Николай Николаевич, оскорбленный за своего великого прадеда, запротестовал:
— О Потемкине еще нет достойного капитального труда, рисующего в полной мере заслуги этого государственного деятеля. Что же касается «потемкинских деревень», о которых вы отзываетесь так презрительно, то это спорный вопрос. В государственных делах, особенно когда они касаются международных взаимоотношений, иногда даже не обойтись без сооружения таких «деревень». Екатерина Вторая, как известно вам, решила разрушить Кремль и на его месте воздвигнуть величайший в мире дворец. По ее предложению гениальный зодчий Баженов разработал грандиозный проект. Иностранцы ахнули, когда об этом узнали. И как было не изумляться! Екатерина, только что закончившая войну с турками, замыслила строительство, которое стоило многие миллионы. Выходит, русская казна не пуста. Значит, можно верить России. Поверили и взаймы дали. А как Екатерина деньги получила, так баженовский проект сунула под сукно. Кремль и сейчас стоит на месте. Вот вам потемкинская школа, которую прошла Екатерина. Без «потемкинских деревень» ни один мудрый правитель государства не обходился и не обойдется, если он желает благоденствия своей стране, — ответил Потемкин.

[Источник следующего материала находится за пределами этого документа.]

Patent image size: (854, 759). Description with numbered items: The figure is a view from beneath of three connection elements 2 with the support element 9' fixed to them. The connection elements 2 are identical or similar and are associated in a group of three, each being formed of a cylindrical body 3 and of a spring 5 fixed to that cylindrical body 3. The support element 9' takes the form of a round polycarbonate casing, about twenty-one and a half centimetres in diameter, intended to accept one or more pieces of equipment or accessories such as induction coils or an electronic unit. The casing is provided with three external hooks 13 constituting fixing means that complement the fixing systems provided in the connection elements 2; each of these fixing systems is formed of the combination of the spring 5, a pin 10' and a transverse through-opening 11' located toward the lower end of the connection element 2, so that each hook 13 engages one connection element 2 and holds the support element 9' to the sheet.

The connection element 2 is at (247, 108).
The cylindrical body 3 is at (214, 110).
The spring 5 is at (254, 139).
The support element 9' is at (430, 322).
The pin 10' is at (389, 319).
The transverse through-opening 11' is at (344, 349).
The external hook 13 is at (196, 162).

— Не знаю, — сказал Евстафий Павлович и вернулся к прежней теме разговора.
Он рассказал о наглом похищении Светлейшего Забирой и о своей погоне за ним, закончившейся пленом.
Потемкин долго думал о трагической неудаче коневода. Затратить всю жизнь, чтобы вывести такого жеребца, и потерять его за несколько минут! Ужасно! Это ему напомнило потерю собственного княжеского титула. Разве на него он не потратил всю свою жизнь! И разве революция не обидела его так же жестоко, как Забира — коневода.
— Я понимаю вас! — прошептал Николай Николаевич проникновенно.
— Вся работа пошла коту под хвост! — сказал с горечью Евстафий Павлович. — Мне шестьдесят два года. Нового Светлейшего я не выращу. Тот тип лошади, что я создавал двадцать пять лет, мне уже не успеть создать вновь. Вы понимаете, что это означает?
— Вполне! Но хочу выяснить одно интересующее меня обстоятельство. Вот вы говорите с душевным трепетом о лошадиной крови. Мне это понятно. Однако я хотел бы вам только напомнить о другой крови. Если существует благородная лошадиная кровь, дающая первостатейные качества, то человеческая, так называемая голубая, разве не дает совершенно особую породу людей?
— До революции я думал об этом так же, — не сразу ответил коневод. — Но жизнь показывает другое. Сейчас в кабинете нашего вице-губернатора графа Подгоричани сидит водопроводчик Микола Кучма, сын мужика, и, представьте, он вполне заменяет графа. А возьмите красного командарма Буденного, я его знал, он тоже мужик, фельдфебель царской армии. Разве от него не бегут генералы? Кстати, простите, вы дворянин? Фамилия у вас довольно громкая.